On Wed, Jun 30, 2021 at 08:56:51AM -0700, Nathan Chancellor wrote:
On Wed, Jun 30, 2021 at 12:43:48PM +0100, Will Deacon wrote:
On Wed, Jun 30, 2021 at 05:17:27PM +0800, Claire Chang wrote:
`BUG: unable to handle page fault for address: 00000000003a8290` and the fact it crashed at `_raw_spin_lock_irqsave` look like the memory (maybe dev->dma_io_tlb_mem) was corrupted? The dev->dma_io_tlb_mem should be set here (https://git.kernel.org/pub/scm/linux/kernel/git/next/linux-next.git/tree/dri...) through device_initialize.

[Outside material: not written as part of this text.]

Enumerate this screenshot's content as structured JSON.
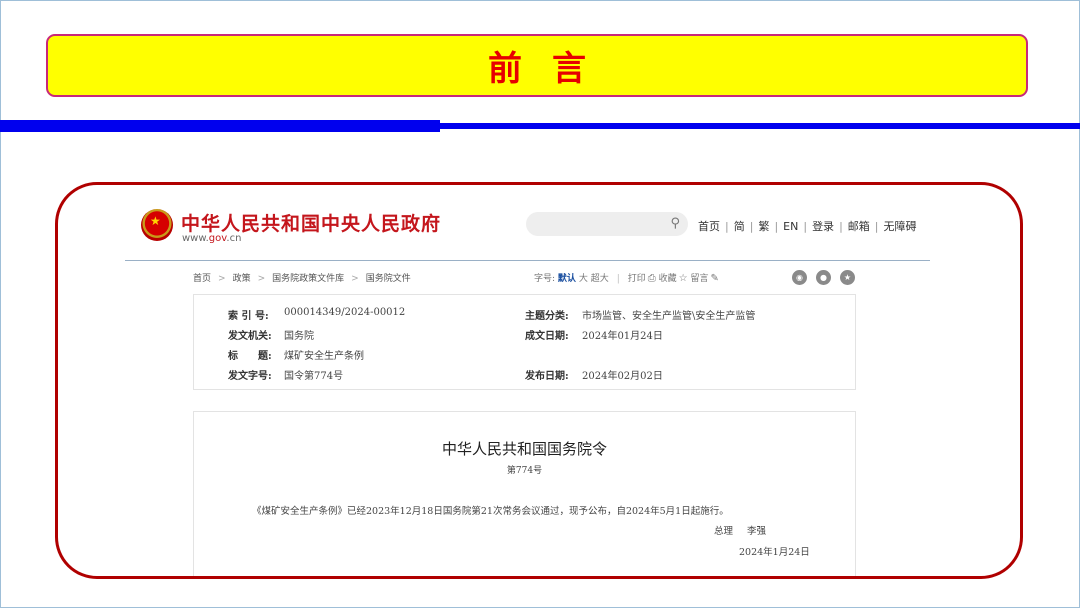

I'm less sure about this. 'dma_io_tlb_mem' should be pointing at 'io_tlb_default_mem', which is a page-aligned allocation from memblock. The spinlock is at offset 0x24 in that structure, and looking at the register dump from the crash:
Jun 29 18:28:42 hp-4300G kernel: RSP: 0018:ffffadb4013db9e8 EFLAGS: 00010006 Jun 29 18:28:42 hp-4300G kernel: RAX: 00000000003a8290 RBX: 0000000000000000 RCX: ffff8900572ad580 Jun 29 18:28:42 hp-4300G kernel: RDX: ffff89005653f024 RSI: 00000000000c0000 RDI: 0000000000001d17 Jun 29 18:28:42 hp-4300G kernel: RBP: 000000000a20d000 R08: 00000000000c0000 R09: 0000000000000000 Jun 29 18:28:42 hp-4300G kernel: R10: 000000000a20d000 R11: ffff89005653f000 R12: 0000000000000212 Jun 29 18:28:42 hp-4300G kernel: R13: 0000000000001000 R14: 0000000000000002 R15: 0000000000200000 Jun 29 18:28:42 hp-4300G kernel: FS: 00007f1f8898ea40(0000) GS:ffff890057280000(0000) knlGS:0000000000000000 Jun 29 18:28:42 hp-4300G kernel: CS: 0010 DS: 0000 ES: 0000 CR0: 0000000080050033 Jun 29 18:28:42 hp-4300G kernel: CR2: 00000000003a8290 CR3: 00000001020d0000 CR4: 0000000000350ee0 Jun 29 18:28:42 hp-4300G kernel: Call Trace: Jun 29 18:28:42 hp-4300G kernel: _raw_spin_lock_irqsave+0x39/0x50 Jun 29 18:28:42 hp-4300G kernel: swiotlb_tbl_map_single+0x12b/0x4c0
Then that correlates with R11 holding the 'dma_io_tlb_mem' pointer and RDX pointing at the spinlock. Yet RAX is holding junk :/
I agree that enabling KASAN would be a good idea, but I also think we probably need to get some more information out of swiotlb_tbl_map_single() to see see what exactly is going wrong in there.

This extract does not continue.